Es war wieder einer dieser Morgen, an denen Leila kaum etwas anderes tun konnte als weinen. Sie saß auf dem Sofa, die beiden Kinder spielten vor ihr auf dem nackten Fliesenboden. Ihr Mann war ein paar Tage zuvor mit seinem Lastwagen in den Westen aufgebrochen, die Ladefläche voller Wassermelonen. Ihre Mutter war bei Verwandten in der Nähe von Ankara. Sie war mit ihrer Trauer alleine zurückgeblieben. Sie tat das Einzige, was ihr an solchen Tagen half. Legte sich das beige Tuch eng um den Kopf, schlüpfte in den knöchellangen grauen Mantel, hob die einjährige Tochter und den dreijährigen Sohn in den Kinderwagen und lief hinaus. Vorbei an den unverputzten Häusern der Neustadt, hinein in die engen, gepflasterten Altstadtgassen. Zu ihrem alten Haus, das sie vor einem Jahr von einem Tag auf den anderen verlassen hatte, ohne all ihr Hab und Gut. Wegen des Konfliktes.

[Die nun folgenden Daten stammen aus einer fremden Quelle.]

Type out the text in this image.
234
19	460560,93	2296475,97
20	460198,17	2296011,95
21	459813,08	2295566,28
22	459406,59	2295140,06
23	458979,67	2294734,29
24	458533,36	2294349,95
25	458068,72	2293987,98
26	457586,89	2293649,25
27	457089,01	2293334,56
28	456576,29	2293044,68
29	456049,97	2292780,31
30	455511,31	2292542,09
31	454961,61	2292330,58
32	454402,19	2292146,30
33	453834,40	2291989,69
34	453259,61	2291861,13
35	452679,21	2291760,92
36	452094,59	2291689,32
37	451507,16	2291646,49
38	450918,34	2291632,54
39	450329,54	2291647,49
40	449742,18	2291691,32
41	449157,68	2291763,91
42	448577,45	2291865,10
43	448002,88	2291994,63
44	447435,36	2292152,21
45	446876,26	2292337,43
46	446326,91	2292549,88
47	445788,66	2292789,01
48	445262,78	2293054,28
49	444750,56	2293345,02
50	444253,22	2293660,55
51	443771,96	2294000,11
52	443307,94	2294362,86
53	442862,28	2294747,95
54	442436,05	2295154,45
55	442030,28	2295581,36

Wenn sie davorstand, die Hände ausstreckte und die weiß verputzte Fassade berührte, ging es ihr immer sofort besser. Die Einschusslöcher ignorierte sie. Sie stellte sich vor, sie würde hier wieder leben, das Leben von früher führen. Sie sehnte sich nach jenen seltenen Momenten am Vormittag, in denen das Sonnenlicht die Gasse flutete. Am meisten aber vermisste sie die Nachbarn, die Gespräche von Fenster zu Fenster, die Gerüche aus ihren Küchen, ihre Dramen, die Streitereien und die Liebeleien.
Leilah sehnt sich zurück nach dem Haus, das Emrah jetzt bewacht
Den Augenblick, in dem die Sonne in die schmale Gasse fiel, nutzte Emrah, um ein wenig zu dösen. Er lehnte sich in dem abgenutzten braunen Sessel zurück, den er mit den anderen Soldaten aus dem Wohnzimmer eines der Häuser geholt hatte. Sein Gewehr lag neben ihm auf dem Boden, so dass er es jeden Moment greifen konnte. Seine Gedanken flogen nach Hause, so würde er es später erzählen. Nach Ankara, zu dem glücklichen Leben, das dort auf ihn wartete, zu seinen Eltern, bei denen er noch lebte, zu seinen Freunden, mit denen er sich vor wenigen Monaten an der Uni eingeschrieben hatte und von denen viele jetzt auch irgendwo in der Kurdenregion stationiert waren.
Das Gassengewirr von Diyarbakır, Leilas Zuhause, ist abgeriegelte Zone. Vom November 2015 bis zum März 2016 tobte hier ein Häuserkampf, wie in vielen kurdischen Innenstädten. Kurdische Guerillakämpfer standen türkischen Soldaten gegenüber, Barrikaden schweren Panzern. Es starben Menschen. Bis die türkischen Soldaten die Angriffe mit Bomben beendeten. Im Februar 2015 hatte es noch ausgesehen, als wäre Frieden im türkischen Kurdistan möglich. Die türkische Regierung und die PKK-Führung verhandelten über Bedingungen für die Waffenniederlegung der Guerillagruppe. Doch kurz nach den Parlamentswahlen im Juni 2015 erklärte Präsident Recep Tayyip Erdoğan den Friedensprozess offiziell für beendet.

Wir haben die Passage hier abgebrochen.